Rice is a resilient plant and can grow in almost all types of soil. As long as it is irrigated sufficiently (either by irrigation or by rainfall), it can grow in both wet or dry fields. However, since we expect a good yield from our field, we have to prepare the soil, so that it can welcome either the young rice plants (transplant method) or the pre-germinated and incubated seeds (direct seeding method).
First of all, rice paddies must be cleared from weeds and unwanted materials. Many rice farmers plow and till the field, in order to achieve soil overturn. Furthermore, in some cases, a harrowing helps them break the lump of soil, also known as a clod, into smaller parts. Laser Land leveling is also very common among commercial rice growers.
Keep in mind that every field is different and has different needs. You are strongly advised to consult a local licensed agronomist in order to form a rational field preparation plan.
There are two major types of land preparation, wet preparation, and dry preparation.
Wet preparation is an option for upland and lowland fields. This method requires a large amount of water to prepare the field for the near future cultivation. With this method, the soil is adequately tilled in waterlogged conditions. We can take into consideration the following steps to prepare the rice paddy.
Step 1: Construction or repair of dikes. In general, dikes help the field hold water from rainfall. We can build 19×12 inches (50×30 cm) dikes around the field. Many rice farmers report that each channel has a 1,1-1,9 inches (3-5 cm) height. The purpose is to ensure water availability during rainy periods.
Step 2: Field irrigation. After the construction of water channels, many rice farmers irrigate the field at least for a week. This helps the soil become smooth, soft and ready for plowing.
Step 3: Tillage procedures. We can perform tillage after the soil is adequately irrigated. When the soil is wet enough, the chances are that it is ready for plowing.
Step 4: Flooding of the Field. After plowing, rice farmers often flood the field for about 2 weeks.

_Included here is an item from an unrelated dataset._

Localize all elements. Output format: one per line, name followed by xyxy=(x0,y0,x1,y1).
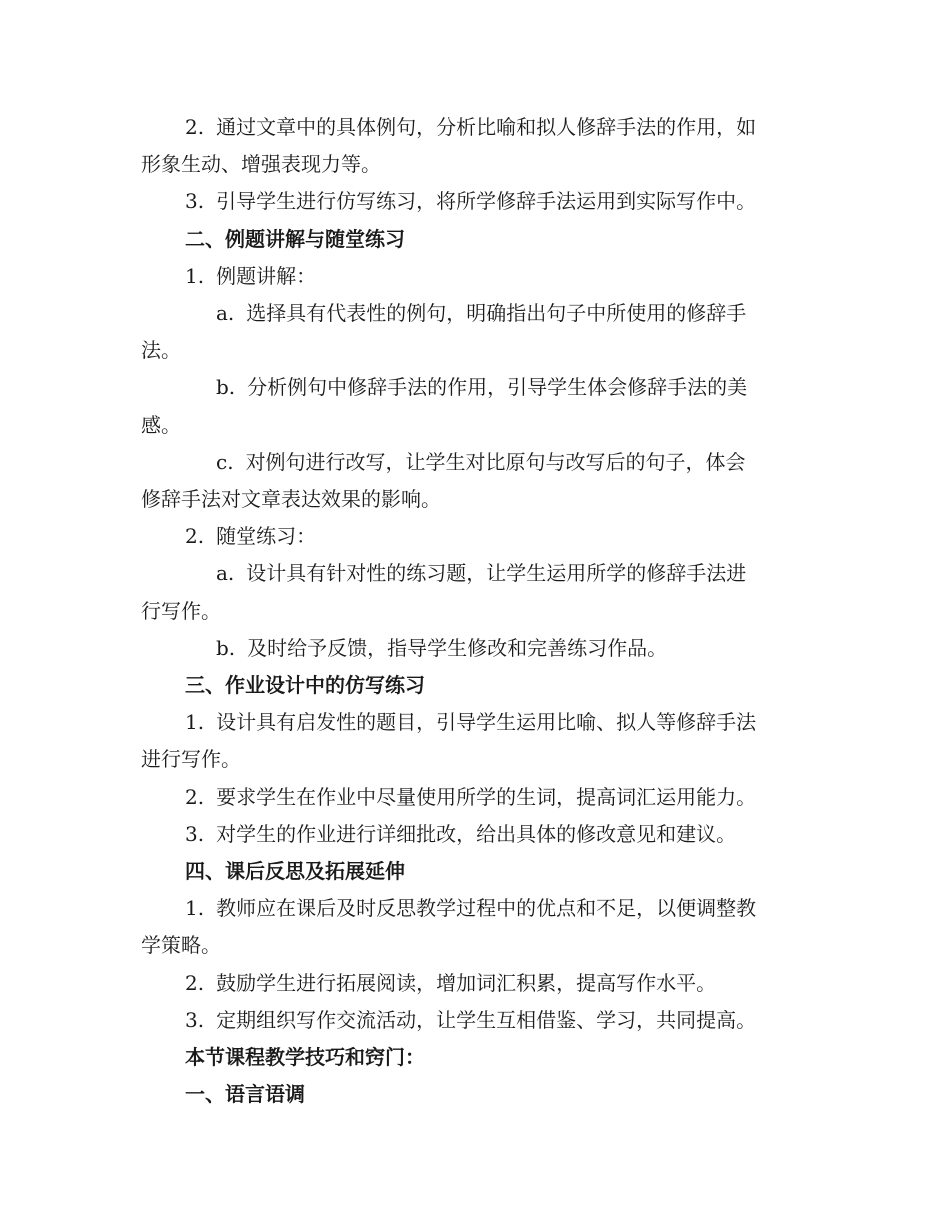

Step 5: Secondary tillage procedures. This step is often performed at least 10 days after the first village. It involves field puddling and harrowing. Puddling can be done with rotavators and power tillers. Soil becomes muddy. Soil nutrient preservation and availability can normally be accomplished with this method. Then, we may harrow the rice paddy 2-3 times in a time window from 5-7 days.
Step 6: Field leveling. The final step in wet preparation takes place two days before planting. Tractors or animals can help this procedure. A wooden plank attached to them will cross all over the field and level it. The even soil surface is essential for the proper growth of the crops.
Dry preparation is an option for both lowland and upland fields. This kind of preparation needs less water. We can take into account the following steps to prepare the rice paddy.
Step 1: Construction of dikes. As mentioned before, dikes help the field hold water from rainfall. We may build 19×12 inches (50×30 cm) dikes around the field. Each channel normally has a 1,1-1,9 inches (3-5 cm) height. The purpose here is to ensure water availability during rainy periods.
Step 2: Tillage procedures. We may perform tillage after the soil is adequately irrigated.
Step 3: Secondary tillage procedures. Farmers often harrow and till the field with a rototiller.
Step 4: Field leveling. In dry preparation, we have a short amount of water in the field. In this case, we normally do not have to use a wooden plank to level it. Laser Land leveling is commonly used in this case. The even soil surface is essential for good growth of the crops.
Step 5: Weed control. A common way to prevent the growth of weeds is to let them grow for at least two weeks. After their appearance, farmers often apply herbicides (always ask a licensed agronomist before using any crop protection product). We must be very careful about any potential herbicide effects.